Fallen Angels follows a hitman and his agent as they become romantically entangled. Its scenes of extreme violence play out like a perfunctory action movie, as if Wong wanted the trenchcoats and badass without anything more than the minimum of the genre's attachments. It's arguably his most visceral, direct film, filled with fantastic images and moments, although it lacks some of the emotional resonance that Chungking Express and In the Mood for Love contain.
The idea that Wong Kar-Wai wants the accoutrements of a genre without the other expectations is even more true of Ashes of Time, his martial arts epic. Describing Ashes of Time as a "martial arts epic" is part of the problem - it's entirely personal in scope, and what little martial arts are shown exists more in effect than in cause or action. The film is about the idea that these men and women are near-superhuman swordsmen, but are crippled by their own lost loves and failures. Unsurprisingly, Wong focuses on the latter. It's another incoherent mess, but an affecting and beautiful one.
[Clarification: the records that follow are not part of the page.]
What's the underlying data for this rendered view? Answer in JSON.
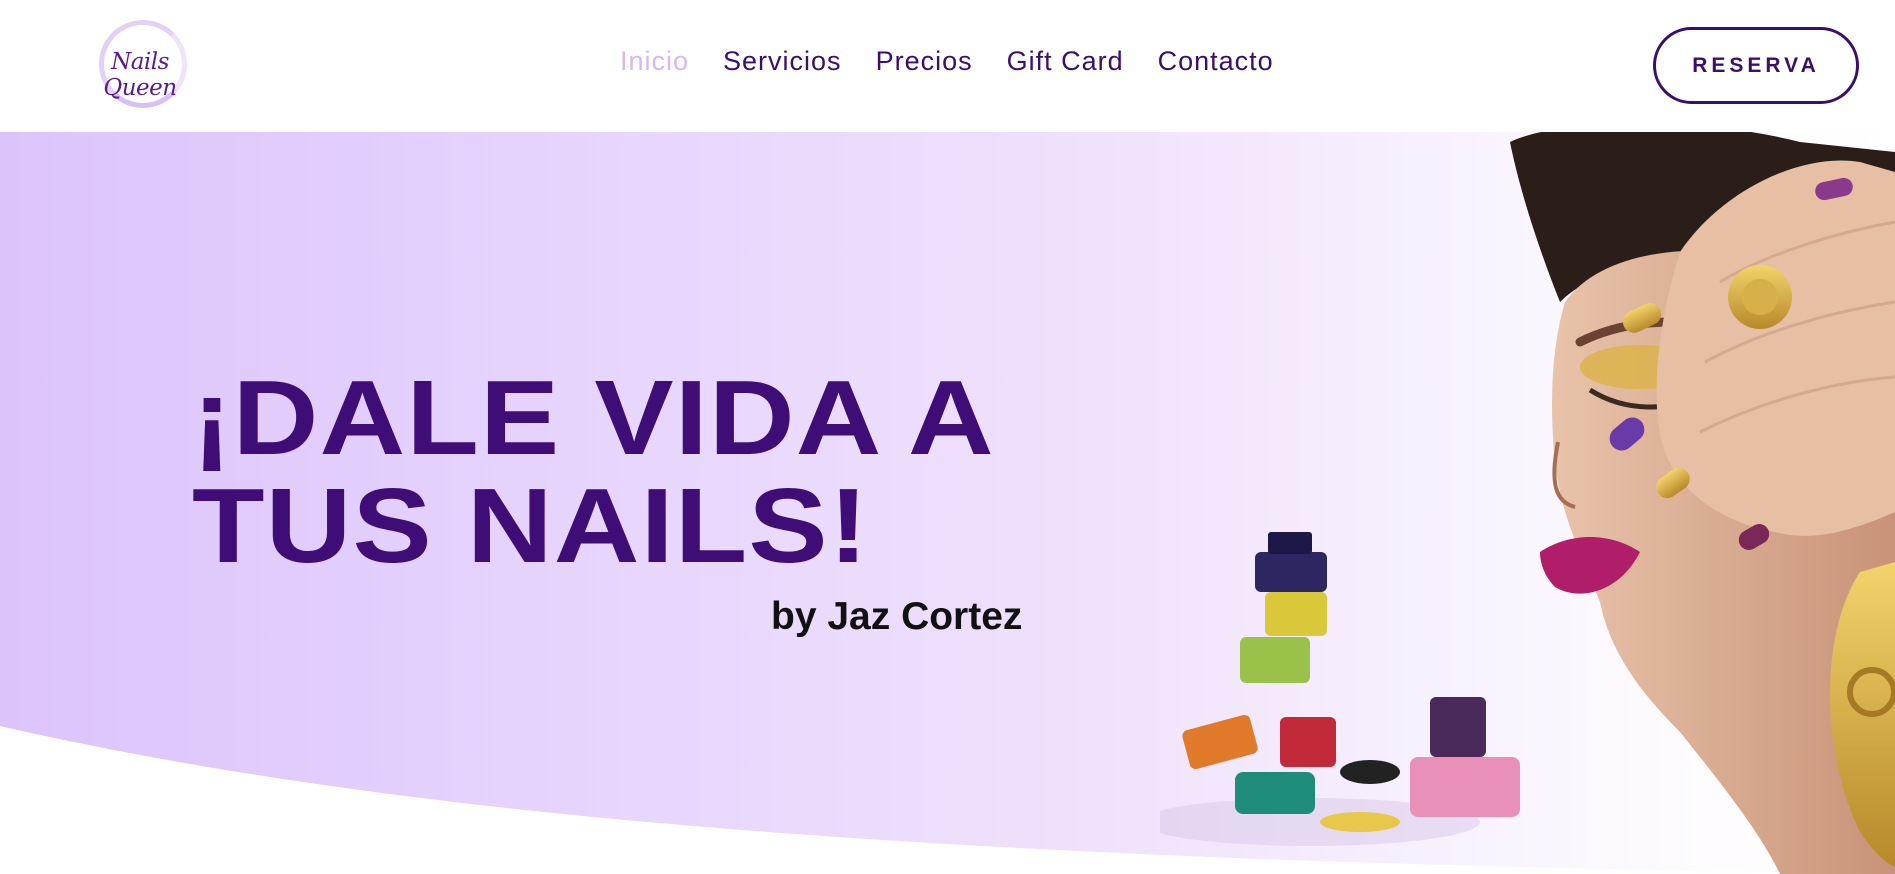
{
  "brand": {
    "logo_text": "Nails Queen",
    "accent_color": "#3e0e76",
    "active_nav_color": "#d8b8ee",
    "hero_gradient": [
      "#dcc4fb",
      "#ffffff"
    ]
  },
  "nav": {
    "items": [
      {
        "label": "Inicio",
        "active": true
      },
      {
        "label": "Servicios",
        "active": false
      },
      {
        "label": "Precios",
        "active": false
      },
      {
        "label": "Gift Card",
        "active": false
      },
      {
        "label": "Contacto",
        "active": false
      }
    ]
  },
  "header": {
    "reserve_label": "RESERVA"
  },
  "hero": {
    "headline_line1": "¡DALE VIDA A",
    "headline_line2": "TUS NAILS!",
    "byline": "by Jaz Cortez",
    "image_desc_icons": [
      "woman-with-painted-nails-image",
      "nail-polish-bottles-image"
    ]
  }
}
Wong Kar-Wai made his American debut a few years ago with the somewhat disappointing My Blueberry Nights. It's filmed in his signature style, with a broken-apart stories of lost loves in bars, casinos, and restaurants, but it never entirely coheres despite one fantastic segment with Rachel Weisz and David Strathairn, as well as a great performance from Natalie Portman. It's hard to say exactly why it doesn't work, but my guess is that Wong's work is so specific, so stylized, so artificial, so dependent on creating a mood, that any slight flaw makes the whole house of cards fall apart. It's not terrible, and may act as a gateway for Americans into Wong's works, but I find it one of his weakest films.
Wong is inextricably linked to his cinematographer, Christopher Doyle. Wong's debut feature, As Tears Go By didn't include Doyle, and is considered a straightforward genre piece (it's the only one I haven't seen). His first film with Doyle, Days of Being Wild, includes several of his favorite actors (like Maggie Cheung and Leslie Cheung) and begins his run of odd, beautiful films, but still feels unfinished. The characterization is particularly weak, with the main character's womanizing being too-easily explained by his relationship with his horrifically manipulative mother.
Characterization is also the weak point of the last of Wong's films, Happy Together. Focused on a dysfunctional gay Hong Kong couple in Buenos Aires, both its subject matter and its cinematography are more jarring than most of his other films. Most of his characters have some level of darkness balanced by charm or kindness, but Happy Together lacks that all-around except for one minor character. It's easily his most difficult film.
1 comment:
I think Ashes of Time was more incoherent than 2046. But I love the gender ambiguous/switching martial artist of the former almost as much as Tony Leung in the latter. I think the losing memory theme of Ashes of Time lends to its incoherence (and very vaguely reflects Eternal Sunshine).
I happened to like My Blueberry Nights. I enjoyed following Norah Jones' process of letting go of a former lover to embrace a new one- taking a very long way to cross a street. And "Try a Little Tenderness" is so much better on repeat than "California Dreamin" of Chungking Express.
I'm in love with Wong Kar Wai's aesthetic. I've been told it's what I do in my poetry: talk about the romantic problems of twenty-somethings in a very beautiful way, outlined with the bones of narrative, that focuses on the beauty of scene/object(s). He uses light and framing to explain emotion, kind of like an all-consuming object correlative.